For the past week, I’ve been making a blind contour self-portrait — drawing without looking at the page — each morning to warm up my diary.
If you look at the images in order, it looks like my face is re-arranging itself. I love that.
Sam Anderson, one of my favorite writers, wrote a wonderful Letter of Recommendation for blind contour drawing five years ago in the New York Times. (How in the hell did I miss that?)
He wrote of his frustrations with trying to draw in his adult life: “The problem, fundamentally, was one of control — I had too much of it, over too tiny a territory, and I wasn’t willing to surrender it. You can’t control your way out of control.”
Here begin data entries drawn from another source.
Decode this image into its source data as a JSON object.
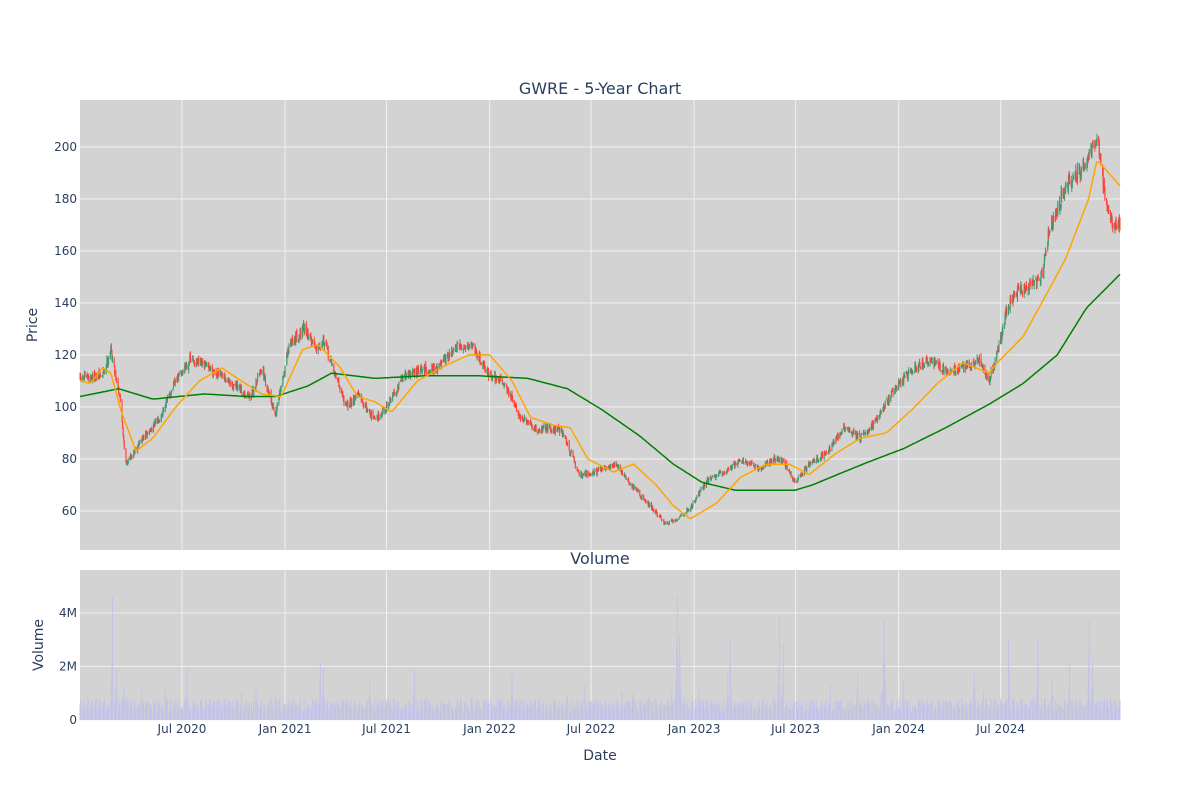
{
  "chart_data": [
    {
      "type": "candlestick",
      "title": "GWRE - 5-Year Chart",
      "ylabel": "Price",
      "ylim": [
        45,
        218
      ],
      "y_ticks": [
        60,
        80,
        100,
        120,
        140,
        160,
        180,
        200
      ],
      "grid": true,
      "legend": "none",
      "colors": {
        "plot_bg": "#d3d3d3",
        "grid": "#f0f0f0",
        "up": "#3d9970",
        "down": "#ff4136",
        "ma_short": "#ffa500",
        "ma_long": "#008000"
      },
      "price_anchors": {
        "x": [
          "2020-01-01",
          "2020-02-10",
          "2020-02-25",
          "2020-03-12",
          "2020-03-23",
          "2020-04-15",
          "2020-05-20",
          "2020-06-20",
          "2020-07-15",
          "2020-08-20",
          "2020-10-01",
          "2020-11-01",
          "2020-11-20",
          "2020-12-15",
          "2021-01-10",
          "2021-02-05",
          "2021-02-25",
          "2021-03-10",
          "2021-04-20",
          "2021-05-10",
          "2021-06-10",
          "2021-07-01",
          "2021-08-01",
          "2021-09-01",
          "2021-10-01",
          "2021-11-05",
          "2021-12-01",
          "2022-01-01",
          "2022-01-25",
          "2022-02-25",
          "2022-03-25",
          "2022-04-15",
          "2022-05-10",
          "2022-06-10",
          "2022-07-10",
          "2022-08-15",
          "2022-09-10",
          "2022-10-15",
          "2022-11-10",
          "2022-12-01",
          "2022-12-25",
          "2023-01-25",
          "2023-02-25",
          "2023-03-25",
          "2023-04-25",
          "2023-05-25",
          "2023-06-10",
          "2023-06-30",
          "2023-07-25",
          "2023-08-25",
          "2023-09-25",
          "2023-10-25",
          "2023-11-25",
          "2023-12-25",
          "2024-01-25",
          "2024-02-25",
          "2024-03-25",
          "2024-04-25",
          "2024-05-25",
          "2024-06-10",
          "2024-06-25",
          "2024-07-10",
          "2024-07-31",
          "2024-08-25",
          "2024-09-10",
          "2024-09-25",
          "2024-10-25",
          "2024-11-20",
          "2024-12-05",
          "2024-12-20",
          "2025-01-10",
          "2025-01-30"
        ],
        "close": [
          111,
          112,
          122,
          104,
          78,
          86,
          95,
          110,
          118,
          115,
          108,
          104,
          115,
          97,
          125,
          130,
          123,
          126,
          100,
          105,
          95,
          100,
          112,
          114,
          115,
          123,
          124,
          112,
          110,
          96,
          91,
          92,
          91,
          74,
          75,
          78,
          70,
          62,
          55,
          57,
          61,
          72,
          75,
          80,
          76,
          80,
          79,
          71,
          78,
          82,
          92,
          88,
          96,
          107,
          114,
          118,
          114,
          115,
          118,
          110,
          121,
          136,
          145,
          147,
          148,
          168,
          185,
          190,
          196,
          203,
          172,
          170
        ]
      },
      "ma_short_anchors": {
        "x": [
          "2020-01-01",
          "2020-01-20",
          "2020-02-10",
          "2020-02-25",
          "2020-03-15",
          "2020-04-10",
          "2020-05-10",
          "2020-06-20",
          "2020-08-01",
          "2020-09-10",
          "2020-10-15",
          "2020-11-20",
          "2020-12-25",
          "2021-02-01",
          "2021-03-01",
          "2021-04-10",
          "2021-05-10",
          "2021-06-10",
          "2021-07-10",
          "2021-08-25",
          "2021-10-15",
          "2021-11-25",
          "2022-01-01",
          "2022-02-10",
          "2022-03-15",
          "2022-04-25",
          "2022-05-25",
          "2022-06-25",
          "2022-08-10",
          "2022-09-15",
          "2022-10-25",
          "2022-11-25",
          "2022-12-25",
          "2023-02-10",
          "2023-03-25",
          "2023-05-10",
          "2023-06-20",
          "2023-07-25",
          "2023-09-10",
          "2023-10-25",
          "2023-12-10",
          "2024-01-25",
          "2024-03-10",
          "2024-04-25",
          "2024-06-10",
          "2024-06-25",
          "2024-08-10",
          "2024-09-25",
          "2024-10-25",
          "2024-12-05",
          "2024-12-20",
          "2025-01-30"
        ],
        "y": [
          110,
          109,
          115,
          113,
          98,
          83,
          88,
          100,
          110,
          115,
          110,
          105,
          104,
          122,
          124,
          115,
          104,
          102,
          98,
          110,
          116,
          120,
          120,
          110,
          96,
          93,
          92,
          80,
          75,
          78,
          70,
          62,
          57,
          63,
          73,
          78,
          78,
          74,
          82,
          88,
          90,
          99,
          109,
          117,
          113,
          117,
          127,
          145,
          157,
          180,
          195,
          185
        ]
      },
      "ma_long_anchors": {
        "x": [
          "2020-01-01",
          "2020-03-10",
          "2020-05-10",
          "2020-08-10",
          "2020-10-25",
          "2020-12-15",
          "2021-02-10",
          "2021-03-25",
          "2021-06-10",
          "2021-09-10",
          "2021-12-10",
          "2022-03-10",
          "2022-05-20",
          "2022-07-20",
          "2022-09-25",
          "2022-11-25",
          "2023-01-15",
          "2023-03-15",
          "2023-06-30",
          "2023-07-31",
          "2023-09-25",
          "2023-11-10",
          "2024-01-10",
          "2024-03-25",
          "2024-06-10",
          "2024-08-10",
          "2024-10-10",
          "2024-12-01",
          "2025-01-30"
        ],
        "y": [
          104,
          107,
          103,
          105,
          104,
          104,
          108,
          113,
          111,
          112,
          112,
          111,
          107,
          99,
          89,
          78,
          71,
          68,
          68,
          70,
          75,
          79,
          84,
          92,
          101,
          109,
          120,
          138,
          151
        ]
      }
    },
    {
      "type": "bar",
      "title": "Volume",
      "xlabel": "Date",
      "ylabel": "Volume",
      "ylim": [
        0,
        5600000
      ],
      "y_ticks": [
        0,
        2000000,
        4000000
      ],
      "y_tick_labels": [
        "0",
        "2M",
        "4M"
      ],
      "x_range": [
        "2020-01-01",
        "2025-01-30"
      ],
      "x_ticks": [
        "2020-07-01",
        "2021-01-01",
        "2021-07-01",
        "2022-01-01",
        "2022-07-01",
        "2023-01-01",
        "2023-07-01",
        "2024-01-01",
        "2024-07-01"
      ],
      "x_tick_labels": [
        "Jul 2020",
        "Jan 2021",
        "Jul 2021",
        "Jan 2022",
        "Jul 2022",
        "Jan 2023",
        "Jul 2023",
        "Jan 2024",
        "Jul 2024"
      ],
      "colors": {
        "bar": "#c3c3e6",
        "plot_bg": "#d3d3d3",
        "grid": "#f0f0f0"
      },
      "baseline_volume": 600000,
      "volume_spikes": {
        "x": [
          "2020-01-15",
          "2020-02-28",
          "2020-03-06",
          "2020-03-20",
          "2020-04-20",
          "2020-06-01",
          "2020-07-10",
          "2020-08-15",
          "2020-09-05",
          "2020-10-15",
          "2020-11-10",
          "2020-12-20",
          "2021-01-15",
          "2021-03-05",
          "2021-03-10",
          "2021-04-15",
          "2021-06-01",
          "2021-08-20",
          "2021-09-10",
          "2021-12-01",
          "2022-02-10",
          "2022-03-20",
          "2022-05-20",
          "2022-06-20",
          "2022-08-25",
          "2022-09-15",
          "2022-10-15",
          "2022-11-20",
          "2022-12-02",
          "2022-12-06",
          "2023-01-10",
          "2023-03-02",
          "2023-03-06",
          "2023-05-10",
          "2023-06-02",
          "2023-06-09",
          "2023-09-01",
          "2023-10-20",
          "2023-12-01",
          "2023-12-06",
          "2024-01-10",
          "2024-03-01",
          "2024-05-15",
          "2024-05-31",
          "2024-06-06",
          "2024-07-15",
          "2024-09-01",
          "2024-09-06",
          "2024-10-01",
          "2024-11-01",
          "2024-12-06",
          "2024-12-12",
          "2025-01-05"
        ],
        "v": [
          1200000,
          4800000,
          2000000,
          1600000,
          1200000,
          1400000,
          2100000,
          800000,
          1900000,
          1300000,
          1200000,
          1400000,
          900000,
          2700000,
          2000000,
          900000,
          1500000,
          1900000,
          1200000,
          1000000,
          2000000,
          1100000,
          1000000,
          1500000,
          1100000,
          1400000,
          1800000,
          2100000,
          5400000,
          4100000,
          1400000,
          1900000,
          3800000,
          1000000,
          4200000,
          2900000,
          1400000,
          2300000,
          1200000,
          4200000,
          1700000,
          900000,
          2100000,
          1300000,
          1000000,
          3300000,
          1500000,
          3600000,
          1700000,
          2500000,
          4400000,
          2400000,
          1500000
        ]
      }
    }
  ]
}
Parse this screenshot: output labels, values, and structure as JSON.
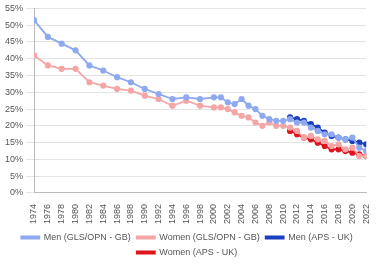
{
  "chart_data": {
    "type": "line",
    "x": [
      1974,
      1976,
      1978,
      1980,
      1982,
      1984,
      1986,
      1988,
      1990,
      1992,
      1994,
      1996,
      1998,
      2000,
      2001,
      2002,
      2003,
      2004,
      2005,
      2006,
      2007,
      2008,
      2009,
      2010,
      2011,
      2012,
      2013,
      2014,
      2015,
      2016,
      2017,
      2018,
      2019,
      2020,
      2021,
      2022
    ],
    "series": [
      {
        "name": "Men (GLS/OPN - GB)",
        "color": "#8fa9f0",
        "marker": "circle",
        "line_style": "solid",
        "values": [
          51.5,
          46.5,
          44.5,
          42.5,
          38,
          36.5,
          34.5,
          33,
          31,
          29.5,
          28,
          28.5,
          28,
          28.5,
          28.5,
          27,
          26.5,
          28,
          26,
          25,
          23,
          22,
          21.5,
          21.5,
          22,
          21,
          21,
          19.5,
          18.5,
          17.5,
          17.5,
          16.5,
          16,
          16.5,
          13.5,
          12.5
        ]
      },
      {
        "name": "Women (GLS/OPN - GB)",
        "color": "#f4a6a6",
        "marker": "circle",
        "line_style": "solid",
        "values": [
          41,
          38,
          37,
          37,
          33,
          32,
          31,
          30.5,
          29,
          28,
          26,
          27.5,
          26,
          25.5,
          25.5,
          25,
          24,
          23,
          22.5,
          21,
          20,
          21,
          20,
          20,
          19.5,
          18.5,
          16.5,
          17,
          16,
          15.5,
          14,
          14.5,
          13,
          13.5,
          11,
          11
        ]
      },
      {
        "name": "Men (APS - UK)",
        "color": "#1a3fbf",
        "marker": "circle",
        "line_style": "solid",
        "values": [
          null,
          null,
          null,
          null,
          null,
          null,
          null,
          null,
          null,
          null,
          null,
          null,
          null,
          null,
          null,
          null,
          null,
          null,
          null,
          null,
          null,
          null,
          null,
          null,
          22.5,
          22,
          21.5,
          20.5,
          19.5,
          18,
          17,
          16.5,
          16,
          15.5,
          15,
          14.5
        ]
      },
      {
        "name": "Women (APS - UK)",
        "color": "#e0141b",
        "marker": "circle",
        "line_style": "solid",
        "values": [
          null,
          null,
          null,
          null,
          null,
          null,
          null,
          null,
          null,
          null,
          null,
          null,
          null,
          null,
          null,
          null,
          null,
          null,
          null,
          null,
          null,
          null,
          null,
          null,
          18.5,
          17.5,
          16.5,
          16,
          15,
          14,
          13,
          13,
          12.5,
          12,
          11.5,
          11
        ]
      }
    ],
    "xlim": [
      1974,
      2022
    ],
    "xticks": [
      1974,
      1976,
      1978,
      1980,
      1982,
      1984,
      1986,
      1988,
      1990,
      1992,
      1994,
      1996,
      1998,
      2000,
      2002,
      2004,
      2006,
      2008,
      2010,
      2012,
      2014,
      2016,
      2018,
      2020,
      2022
    ],
    "ylim": [
      0,
      55
    ],
    "yticks": [
      {
        "value": 0,
        "label": "0%"
      },
      {
        "value": 5,
        "label": "5%"
      },
      {
        "value": 10,
        "label": "10%"
      },
      {
        "value": 15,
        "label": "15%"
      },
      {
        "value": 20,
        "label": "20%"
      },
      {
        "value": 25,
        "label": "25%"
      },
      {
        "value": 30,
        "label": "30%"
      },
      {
        "value": 35,
        "label": "35%"
      },
      {
        "value": 40,
        "label": "40%"
      },
      {
        "value": 45,
        "label": "45%"
      },
      {
        "value": 50,
        "label": "50%"
      },
      {
        "value": 55,
        "label": "55%"
      }
    ],
    "grid": true,
    "legend": "bottom"
  }
}
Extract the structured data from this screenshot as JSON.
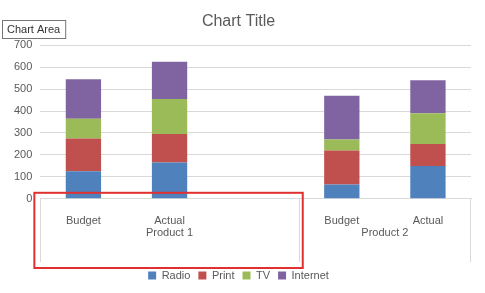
{
  "chart_data": {
    "type": "bar",
    "title": "Chart Title",
    "categories": [
      "Budget",
      "Actual",
      null,
      "Budget",
      "Actual"
    ],
    "groups": [
      "Product 1",
      "Product 1",
      "Product 1",
      "Product 2",
      "Product 2"
    ],
    "series": [
      {
        "name": "Radio",
        "color": "#4f81bd",
        "values": [
          125,
          165,
          null,
          65,
          150
        ]
      },
      {
        "name": "Print",
        "color": "#c0504d",
        "values": [
          150,
          130,
          null,
          155,
          100
        ]
      },
      {
        "name": "TV",
        "color": "#9bbb59",
        "values": [
          90,
          160,
          null,
          50,
          140
        ]
      },
      {
        "name": "Internet",
        "color": "#8064a2",
        "values": [
          180,
          170,
          null,
          200,
          150
        ]
      }
    ],
    "ylim": [
      0,
      700
    ],
    "yticks": [
      0,
      100,
      200,
      300,
      400,
      500,
      600,
      700
    ],
    "stacked": true,
    "grid": true,
    "legend": "bottom",
    "annotation": "Chart Area"
  }
}
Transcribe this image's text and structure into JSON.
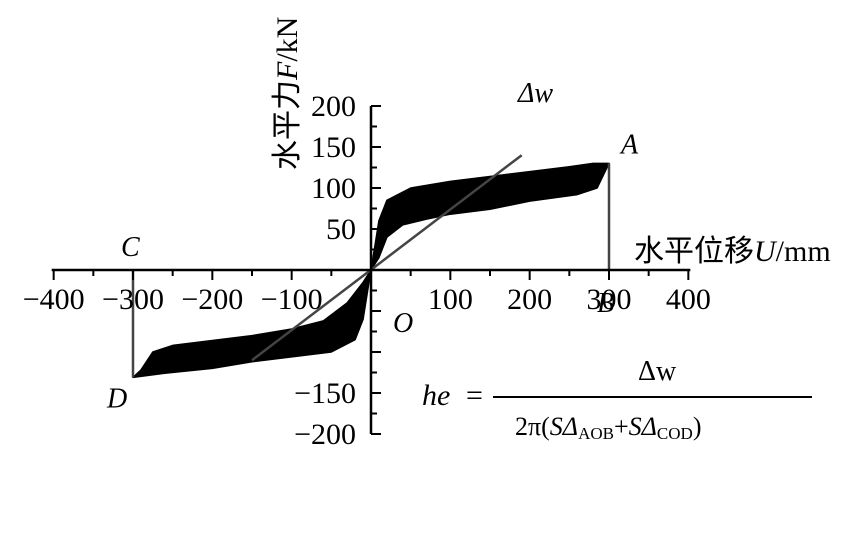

(I’m thinking of Brian Eno’s control <–> surrender diagram that he likes to draw.)
Then an artist friend suggested to him he draw without looking at the page.
“For the first time in my adult life, I was genuinely surprised by something I had drawn.”
He later discovered that blind contour drawing is an old art school exercise:
Freshmen at art school are forced to draw blindly for hours. It’s the fastest way to break them out of old bad habits, to make them unlearn lifeless conventions. The goal of blind drawing is to really see the thing you’re looking at, to almost spiritually merge with it, rather than retreat into your mental image of it. Our brains are designed to simplify — to reduce the tumult of the world into order. Blind drawing trains us to stare at the chaos, to honor it. It is an act of meditation, as much as it is an artistic practice — a gateway to pure being. It forces us to study the world as it actually is.
I think a lot of people come to contour drawing in Betty Edwards’ classic book, Drawing on the Right Side of the Brain, but I actually prefer the way Kimon Nicolaïdes writes about it in his 1941 book, The Natural Way to Draw. (Edwards sort of waves away Nicolaïdes’ emphasis that “students imagine that they were touching the form as they drew,” but I find his multi-sensory emphasis much more convincing than her left brain / right brain explanation.)
Learning to draw is really a matter of learning to see — to see correctly — and that means a good deal more than merely looking with the eye. The sort of ‘seeing’ I mean is an observation that utilizes as many of the five senses as can reach through the eye at one time. Although you use your eyes, you do not close up the other senses — rather, the reverse, because all the senses have a part in the sort of observation you are to make.
He tells the reader to sit close, learn forward, and sync up a point on the thing being drawn with the eye while simultaneously syncing up pencil to paper. “Imagine that your pencil point is touching the model instead of the paper. Without taking your eyes off the model, wait until you are convinced that the pencil is touching that point on the model upon which your eyes are fastened.” He says only then should you start to move your eye and pencil along the edges of the thing being drawn, slowly, slowly. “Be guided more by the sense of touch than by sight.”
This exercise should be done slowly, searchingly, sensitively. Take your time. Do not be too impatient or too quick. There is no point in finishing any one contour study. In fact, a contour study is not a thing that can be ‘finished.’ It is having a particular type of experience, which can continue as long as you have the patience to look.
If you’re looking for a way to loosen up and bring life to your drawings, try drawing without looking at the paper.